We introduce the Examinations for Medical Personnel in Chinese (EMPEC), a pioneering large-scale healthcare knowledge benchmark in traditional Chinese.
EMPEC consists of 157,803 exam questions across 124 subjects and 20 healthcare professions, including underrepresented occupations like Optometrists and Audiologists.
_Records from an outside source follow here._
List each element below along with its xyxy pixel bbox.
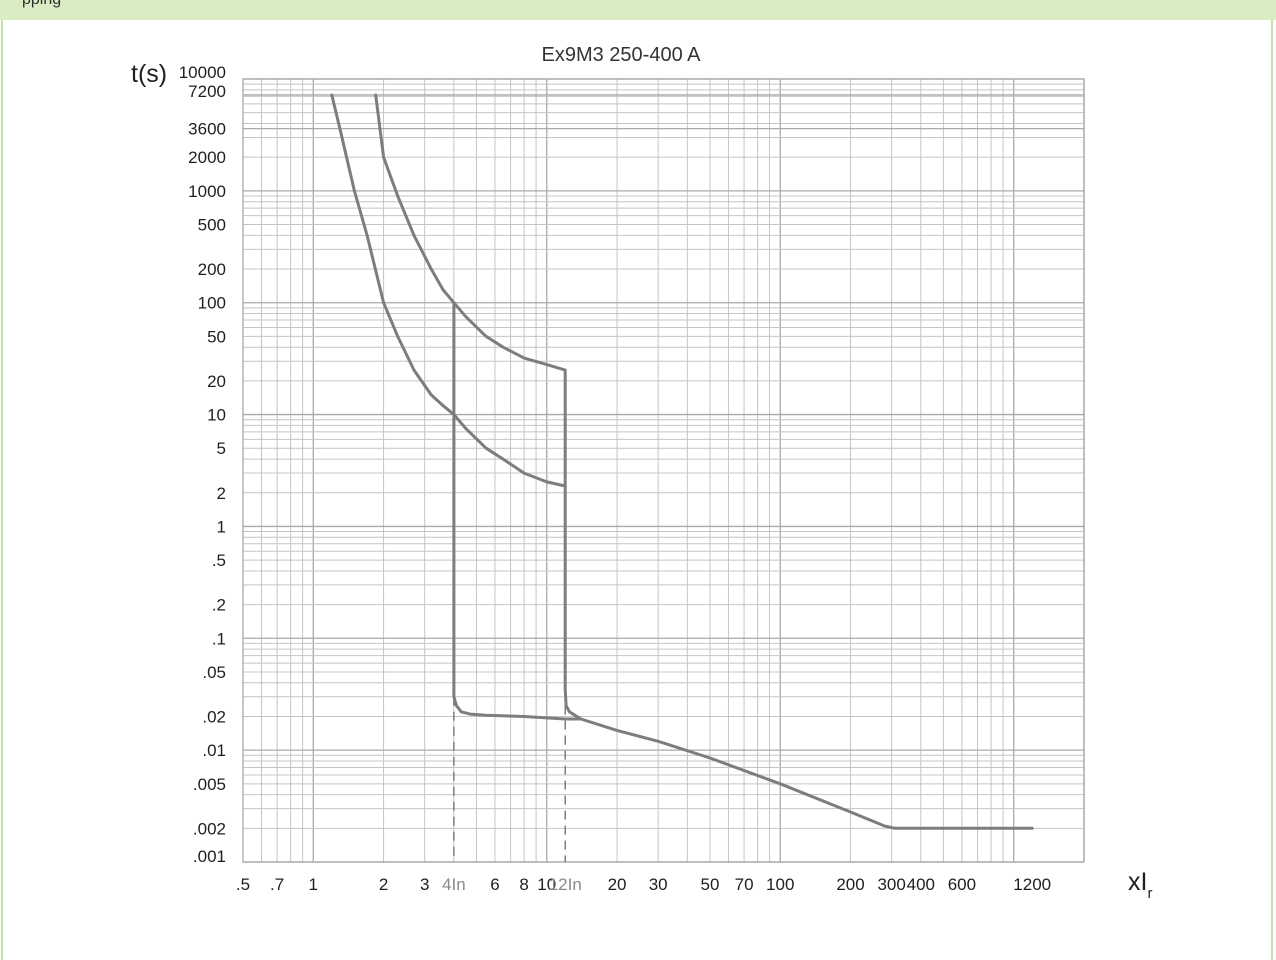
y-tick-label: .005 <box>193 775 226 794</box>
x-tick-label: .7 <box>270 875 284 894</box>
y-tick-label: 100 <box>198 294 226 313</box>
y-tick-label: .001 <box>193 847 226 866</box>
y-tick-label: 1000 <box>188 182 226 201</box>
y-tick-label: 7200 <box>188 82 226 101</box>
chart-title: Ex9M3 250-400 A <box>542 44 702 66</box>
x-tick-label: 1200 <box>1013 875 1051 894</box>
x-tick-label: 20 <box>608 875 627 894</box>
x-tick-label: 50 <box>700 875 719 894</box>
x-axis-label-subscript: r <box>1147 885 1152 902</box>
x-tick-label: 8 <box>519 875 528 894</box>
trip-curve-2 <box>330 93 567 488</box>
y-tick-label: .01 <box>202 741 226 760</box>
x-tick-label: 400 <box>907 875 935 894</box>
x-tick-label: 12In <box>549 875 582 894</box>
trip-curve-1 <box>374 93 1034 830</box>
y-tick-label: 20 <box>207 372 226 391</box>
y-tick-label: .5 <box>212 551 226 570</box>
y-tick-label: 50 <box>207 327 226 346</box>
y-tick-label: 500 <box>198 216 226 235</box>
header-bar: pping <box>0 0 1276 20</box>
x-tick-label: 200 <box>836 875 864 894</box>
x-tick-label: .5 <box>236 875 250 894</box>
y-tick-label: 3600 <box>188 120 226 139</box>
x-tick-label: 6 <box>490 875 499 894</box>
y-tick-label: 5 <box>217 439 226 458</box>
x-tick-label: 4In <box>442 875 466 894</box>
y-tick-label: .05 <box>202 663 226 682</box>
y-tick-label: .02 <box>202 707 226 726</box>
y-axis-label: t(s) <box>131 60 167 88</box>
y-tick-label: .2 <box>212 596 226 615</box>
x-tick-label: 1 <box>309 875 318 894</box>
x-tick-label: 2 <box>379 875 388 894</box>
y-tick-label: 2 <box>217 484 226 503</box>
y-tick-label: .1 <box>212 629 226 648</box>
trip-curve-3 <box>452 301 583 721</box>
y-tick-label: 10 <box>207 406 226 425</box>
x-axis-label: xIr <box>1128 868 1152 902</box>
x-tick-label: 600 <box>948 875 976 894</box>
y-tick-label: 2000 <box>188 148 226 167</box>
x-tick-label: 3 <box>420 875 429 894</box>
chart-panel <box>1 20 1273 960</box>
x-tick-label: 300 <box>877 875 905 894</box>
x-axis-label-main: xI <box>1128 868 1147 896</box>
plot-border <box>242 78 1085 863</box>
x-tick-label: 100 <box>766 875 794 894</box>
x-tick-label: 30 <box>649 875 668 894</box>
header-text: pping <box>22 0 61 9</box>
y-tick-label: 200 <box>198 260 226 279</box>
curves <box>330 93 1034 862</box>
y-tick-label: 10000 <box>179 63 226 82</box>
x-tick-label: 10 <box>537 875 556 894</box>
y-tick-label: 1 <box>217 517 226 536</box>
x-tick-label: 70 <box>735 875 754 894</box>
y-tick-label: .002 <box>193 819 226 838</box>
- Score: 32.77551245372691
- License: http://creativecommons.org/licenses/by-nc-nd/4.0/
- Abstract: Recent advancements in Large Language Models (LLMs) have demonstrated their potential in delivering accurate answers to questions about world knowledge. Despite this, existing benchmarks for evaluating LLMs in healthcare predominantly focus on medical doctors, leaving other critical healthcare professions underrepresented. To fill this research gap, we introduce the Examinations for Medical Personnel in Chinese (EMPEC), a pioneering large-scale healthcare knowledge benchmark in traditional Chinese. EMPEC consists of 157,803 exam questions across 124 subjects and 20 healthcare professions, including underrepresented occupations like Optometrists and Audiologists. Each question is tagged with its release time and source, ensuring relevance and authenticity. We conducted extensive experiments on 17 LLMs, including proprietary, open-source models, general domain models and medical specific models, evaluating their performance under various settings. Our findings reveal that while leading models like GPT-4 achieve over 75\% accuracy, they still struggle with specialized fields and alternative medicine. Surprisingly, general-purpose LLMs outperformed medical-specific models, and incorporating EMPEC's training data significantly enhanced performance. Additionally, the results on questions released after the models' training cutoff date were consistent with overall performance trends, suggesting that the models' performance on the test set can predict their effectiveness in addressing unseen healthcare-related queries. The transition from traditional to simplified Chinese characters had a negligible impact on model performance, indicating robust linguistic versatility. Our study underscores the importance of expanding benchmarks to cover a broader range of healthcare professions to better assess the applicability of LLMs in real-world healthcare scenarios.